L’immortelle (ou Hélichryse, dites plutôt ça au nord de la Corse, si vous ne voulez pas vous faire refiler un machin poussiéreux et absolument inodore au Truffaut du coin), plante qui continue à embaumer une fois les fleurs fanées et séchées sur pied, comme c’est le cas fin juillet, a, semble-t’il, tout un tas de vertus, mais je laisserai d’autres experts en parler. Son odeur est pour moi assez emblématique de la Corse, où elle est omniprésente. Elle est très sèche, chaude, un peu poudrée, assez piquante / épicée (l’immortelle s’appelle aussi « plante à curry »). Il y a aussi un côté foin qui s’accentue quand on la sent dans l’environnement du maquis corse, car les autres plantes odorantes ont une odeur plus verte, ou plus profonde.
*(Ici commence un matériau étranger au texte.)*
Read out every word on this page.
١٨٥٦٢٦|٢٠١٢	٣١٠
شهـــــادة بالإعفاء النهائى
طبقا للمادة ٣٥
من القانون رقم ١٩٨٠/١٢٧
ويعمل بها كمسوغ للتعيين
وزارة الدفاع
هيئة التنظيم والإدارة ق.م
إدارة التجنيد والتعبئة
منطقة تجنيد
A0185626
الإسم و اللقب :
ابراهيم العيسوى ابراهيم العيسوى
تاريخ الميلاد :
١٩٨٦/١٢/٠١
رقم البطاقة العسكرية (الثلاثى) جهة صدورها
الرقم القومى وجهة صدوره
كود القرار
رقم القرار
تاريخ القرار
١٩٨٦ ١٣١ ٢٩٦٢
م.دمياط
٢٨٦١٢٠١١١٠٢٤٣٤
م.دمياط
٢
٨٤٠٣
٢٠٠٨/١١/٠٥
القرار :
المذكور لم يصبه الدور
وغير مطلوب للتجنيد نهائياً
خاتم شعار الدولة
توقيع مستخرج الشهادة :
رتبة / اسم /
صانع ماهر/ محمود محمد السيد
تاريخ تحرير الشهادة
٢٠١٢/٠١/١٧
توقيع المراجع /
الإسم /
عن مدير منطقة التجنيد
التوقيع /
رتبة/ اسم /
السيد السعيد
L’immortelle est présente à profusion dans un très beau parfum d’Annick Goutal qui s’appelle « Sables ». Un nom approprié car même si on trouve l’immortelle dans la montagne, elle est également très présente au plus près des plages, c’est souvent la dernière espèce qu’on rencontre avant le sable. Et son odeur chaude, qui rappelle un peu l’odeur de la peau chauffée au soleil, participe à l’ambiance des plages de Corse.

Cette année, on a randonné à 3, et la guide de notre petit groupe a eu l’excellente idée de faire faire un herbier aux enfants, herbier qui m’a tout autant (plus ?) intéressée que les mômes. Merci Lisa :-). Il faut dire qu’il y a quand même un truc fou en Corse, c’est que quand on attrape un bout de plante au pif dans la nature, on a environ une chance sur une, à peu près, que la plante en question sente quelque chose.

Paysage de la vallée du Fango près de Calvi

Une autre plante omniprésente dans le maquis, c’est le ciste. Curieusement, alors que l’odeur tirée du ciste, le labdanum, est extrêmement envahissante, la plante elle-même  n’embaume pas l’atmosphère, bien qu’elle parfume largement les doigts. L’odeur est donc très baumée, résineuse, presque camphrée aussi, il y a une petite facette médicinale.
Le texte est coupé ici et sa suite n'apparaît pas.